A SPOTLIGHT ON THE JOURNALISM YOUR SUBSCRIPTION HELPS BRING TO LIFE.
Fri Jun 20 2025
Sean Holstege | City and Development Editor
Hey readers,
I’m Sean Holstege, The Republic’s city and development editor.
We recently launched our series on America’s Evolving Cities. And our city, Phoenix, screams evolution more than most.
Phoenix is a forge of reinvention. Between the hammer of deadly heat and the anvil of an arid landscape, a community grew. It changed and changed again because it had to.
Dams to provide water and power, the air conditioner and a canal from the Colorado River made everything possible.

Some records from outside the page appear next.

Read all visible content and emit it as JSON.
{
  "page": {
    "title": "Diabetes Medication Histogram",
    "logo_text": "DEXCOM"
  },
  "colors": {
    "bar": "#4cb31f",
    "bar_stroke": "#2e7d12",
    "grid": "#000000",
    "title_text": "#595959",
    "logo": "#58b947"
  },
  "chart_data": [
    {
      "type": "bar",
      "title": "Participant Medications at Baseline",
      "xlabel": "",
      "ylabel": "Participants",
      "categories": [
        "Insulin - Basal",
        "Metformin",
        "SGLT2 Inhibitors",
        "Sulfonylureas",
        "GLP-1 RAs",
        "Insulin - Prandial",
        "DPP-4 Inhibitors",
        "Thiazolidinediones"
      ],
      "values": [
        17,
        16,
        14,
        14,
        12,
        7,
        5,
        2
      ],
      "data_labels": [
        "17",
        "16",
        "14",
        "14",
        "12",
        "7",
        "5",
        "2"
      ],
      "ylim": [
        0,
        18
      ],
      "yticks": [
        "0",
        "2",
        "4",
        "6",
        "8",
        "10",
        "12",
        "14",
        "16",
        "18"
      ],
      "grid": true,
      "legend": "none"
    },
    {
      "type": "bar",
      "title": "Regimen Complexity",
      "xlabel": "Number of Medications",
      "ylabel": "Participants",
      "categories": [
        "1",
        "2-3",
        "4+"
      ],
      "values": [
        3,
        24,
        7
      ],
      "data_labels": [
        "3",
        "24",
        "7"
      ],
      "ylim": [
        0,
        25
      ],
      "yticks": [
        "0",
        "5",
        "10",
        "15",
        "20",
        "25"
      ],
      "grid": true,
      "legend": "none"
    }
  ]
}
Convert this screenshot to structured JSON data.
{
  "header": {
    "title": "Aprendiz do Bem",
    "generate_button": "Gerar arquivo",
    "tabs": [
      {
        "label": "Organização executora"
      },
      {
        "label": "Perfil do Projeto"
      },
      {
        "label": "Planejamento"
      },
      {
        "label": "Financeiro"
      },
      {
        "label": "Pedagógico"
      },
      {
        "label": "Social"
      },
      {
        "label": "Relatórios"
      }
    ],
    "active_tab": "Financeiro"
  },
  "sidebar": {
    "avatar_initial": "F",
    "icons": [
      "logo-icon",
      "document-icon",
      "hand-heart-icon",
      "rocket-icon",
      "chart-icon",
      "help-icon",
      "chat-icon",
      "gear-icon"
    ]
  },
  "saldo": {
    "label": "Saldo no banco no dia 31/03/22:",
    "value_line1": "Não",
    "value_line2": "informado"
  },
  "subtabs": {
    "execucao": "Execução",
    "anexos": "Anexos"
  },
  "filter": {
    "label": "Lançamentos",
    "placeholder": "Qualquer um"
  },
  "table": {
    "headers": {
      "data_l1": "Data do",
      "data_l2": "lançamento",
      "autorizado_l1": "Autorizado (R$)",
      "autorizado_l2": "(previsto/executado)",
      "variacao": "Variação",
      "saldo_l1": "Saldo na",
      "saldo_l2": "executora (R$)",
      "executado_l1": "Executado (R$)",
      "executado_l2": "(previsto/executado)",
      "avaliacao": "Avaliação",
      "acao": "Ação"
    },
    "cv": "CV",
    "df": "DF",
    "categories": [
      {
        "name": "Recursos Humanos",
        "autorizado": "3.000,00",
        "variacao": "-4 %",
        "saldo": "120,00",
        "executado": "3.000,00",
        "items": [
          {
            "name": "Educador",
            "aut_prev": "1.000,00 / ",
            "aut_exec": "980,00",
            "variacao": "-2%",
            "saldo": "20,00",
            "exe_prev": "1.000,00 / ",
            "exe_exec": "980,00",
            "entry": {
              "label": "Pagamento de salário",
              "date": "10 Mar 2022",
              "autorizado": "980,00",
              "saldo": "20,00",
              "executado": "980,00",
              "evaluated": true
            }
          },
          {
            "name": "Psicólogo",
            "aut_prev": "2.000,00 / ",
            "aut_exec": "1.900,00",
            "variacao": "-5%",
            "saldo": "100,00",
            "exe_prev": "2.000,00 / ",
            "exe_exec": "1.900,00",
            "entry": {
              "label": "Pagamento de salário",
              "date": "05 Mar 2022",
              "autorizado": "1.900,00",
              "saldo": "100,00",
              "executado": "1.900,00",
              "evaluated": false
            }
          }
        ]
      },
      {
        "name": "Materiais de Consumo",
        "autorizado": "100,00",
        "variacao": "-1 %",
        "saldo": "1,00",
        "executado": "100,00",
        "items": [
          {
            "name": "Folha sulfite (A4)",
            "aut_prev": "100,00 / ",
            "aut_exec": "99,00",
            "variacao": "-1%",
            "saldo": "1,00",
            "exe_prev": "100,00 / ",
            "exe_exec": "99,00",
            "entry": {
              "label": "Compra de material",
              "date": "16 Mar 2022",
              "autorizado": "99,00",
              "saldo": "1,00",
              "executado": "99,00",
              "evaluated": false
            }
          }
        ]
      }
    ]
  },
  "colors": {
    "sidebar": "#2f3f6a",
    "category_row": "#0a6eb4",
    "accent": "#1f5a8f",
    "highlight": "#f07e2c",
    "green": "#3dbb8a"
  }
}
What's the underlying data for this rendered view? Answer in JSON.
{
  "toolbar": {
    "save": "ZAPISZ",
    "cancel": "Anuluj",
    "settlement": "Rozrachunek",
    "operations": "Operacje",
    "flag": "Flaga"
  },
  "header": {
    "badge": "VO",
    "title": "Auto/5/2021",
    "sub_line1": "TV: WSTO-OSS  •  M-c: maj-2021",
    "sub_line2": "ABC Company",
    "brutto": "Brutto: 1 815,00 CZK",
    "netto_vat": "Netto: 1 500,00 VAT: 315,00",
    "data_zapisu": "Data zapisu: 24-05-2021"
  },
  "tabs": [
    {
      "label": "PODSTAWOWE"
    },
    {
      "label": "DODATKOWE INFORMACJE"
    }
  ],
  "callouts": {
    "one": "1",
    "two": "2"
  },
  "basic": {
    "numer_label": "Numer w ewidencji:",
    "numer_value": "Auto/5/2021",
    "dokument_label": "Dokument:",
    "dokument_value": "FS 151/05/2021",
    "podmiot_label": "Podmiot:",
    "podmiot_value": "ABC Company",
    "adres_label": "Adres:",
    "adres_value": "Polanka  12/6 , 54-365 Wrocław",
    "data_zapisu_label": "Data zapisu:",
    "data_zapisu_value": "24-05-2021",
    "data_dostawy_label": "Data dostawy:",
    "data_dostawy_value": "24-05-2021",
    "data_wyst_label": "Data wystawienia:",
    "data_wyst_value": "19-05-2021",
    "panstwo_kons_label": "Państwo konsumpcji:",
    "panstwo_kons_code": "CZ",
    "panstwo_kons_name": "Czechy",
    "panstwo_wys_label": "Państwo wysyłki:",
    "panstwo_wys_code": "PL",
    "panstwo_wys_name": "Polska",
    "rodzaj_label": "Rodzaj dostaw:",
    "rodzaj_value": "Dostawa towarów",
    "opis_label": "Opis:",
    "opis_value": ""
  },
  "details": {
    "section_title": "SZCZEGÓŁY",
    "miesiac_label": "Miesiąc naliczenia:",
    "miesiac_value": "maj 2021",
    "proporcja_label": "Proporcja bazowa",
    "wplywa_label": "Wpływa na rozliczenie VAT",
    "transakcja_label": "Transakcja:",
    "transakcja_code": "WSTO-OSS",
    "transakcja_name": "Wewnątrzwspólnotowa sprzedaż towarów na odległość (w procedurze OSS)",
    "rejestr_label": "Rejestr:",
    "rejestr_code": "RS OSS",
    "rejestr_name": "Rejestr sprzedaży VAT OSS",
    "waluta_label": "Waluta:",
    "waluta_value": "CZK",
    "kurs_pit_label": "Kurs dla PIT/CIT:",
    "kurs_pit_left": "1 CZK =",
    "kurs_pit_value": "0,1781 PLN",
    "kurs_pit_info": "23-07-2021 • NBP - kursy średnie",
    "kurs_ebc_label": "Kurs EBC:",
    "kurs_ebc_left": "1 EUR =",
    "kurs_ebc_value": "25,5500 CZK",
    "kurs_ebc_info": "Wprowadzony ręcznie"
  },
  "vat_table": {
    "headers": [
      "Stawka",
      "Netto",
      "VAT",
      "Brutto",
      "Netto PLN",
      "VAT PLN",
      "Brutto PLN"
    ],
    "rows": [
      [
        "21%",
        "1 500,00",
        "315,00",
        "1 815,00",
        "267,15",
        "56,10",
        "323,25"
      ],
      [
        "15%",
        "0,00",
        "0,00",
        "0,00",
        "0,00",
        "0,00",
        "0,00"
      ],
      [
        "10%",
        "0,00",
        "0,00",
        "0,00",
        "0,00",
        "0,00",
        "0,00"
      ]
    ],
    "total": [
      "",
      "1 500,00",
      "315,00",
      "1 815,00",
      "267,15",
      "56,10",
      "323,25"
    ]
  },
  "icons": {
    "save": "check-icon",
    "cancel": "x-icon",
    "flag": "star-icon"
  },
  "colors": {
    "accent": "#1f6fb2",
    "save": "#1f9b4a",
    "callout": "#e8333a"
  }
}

The need to train World War II pilots, to house their families when they came home from battle, and to test their cars forged 20th-century Phoenix.
People came looking for a cheap home in a place where they didn’t have to shovel snow, and maybe one to retire to. Now they’re coming in bigger numbers, this time for jobs. Every day, metro Phoenix gains 280 residents.
You see the unmistakable signs all around: in the license plates from Tennessee, North Dakota, Pennsylvania, South Carolina and Texas. In the cranes, and not just the ones reshaping the downtown skyline. On the city’s fringe, they assemble enormous manufacturing plants to produce the most advanced microchips the world has ever known and data hubs to drive the AI revolution.
Phoenix of the 21st century is being forged anew by innovation. Visitors marvel at the world’s largest fleet of robotic cars. It was here an academic researcher invented a solar-powered device that can deliver pure drinking water from thin air to your tap. City leaders not only talk about flying cars, they maneuver to make Phoenix their launch pad.
These are not the stereotypical images of Phoenix. But we wanted to tell the story of the real Phoenix. We sought out faces and places that embody it.
To find these stories, we assembled a team of experts: our reporters. Almost all of them are Phoenix natives or have been here long enough to be considered natives. Corina Vanek covers commercial development. Taylor Seely has covered several metro Phoenix cities. Both grew up here. Catherine Reagor has been documenting the housing market for three decades. Russ Wiles has tracked the economy here even longer. David Ulloa grew up in Maryvale, a west Phoenix community far too often overlooked. Helen Rummel , the relative newcomer, covers higher education.
They explored forces shaping our world: culture, migration, technology, economics, housing and the environment.
They found there is no one Phoenix, but many. They found a city where most everybody shares a spirit of reinvention. And they described what makes Phoenix such a unique, challenging, special place.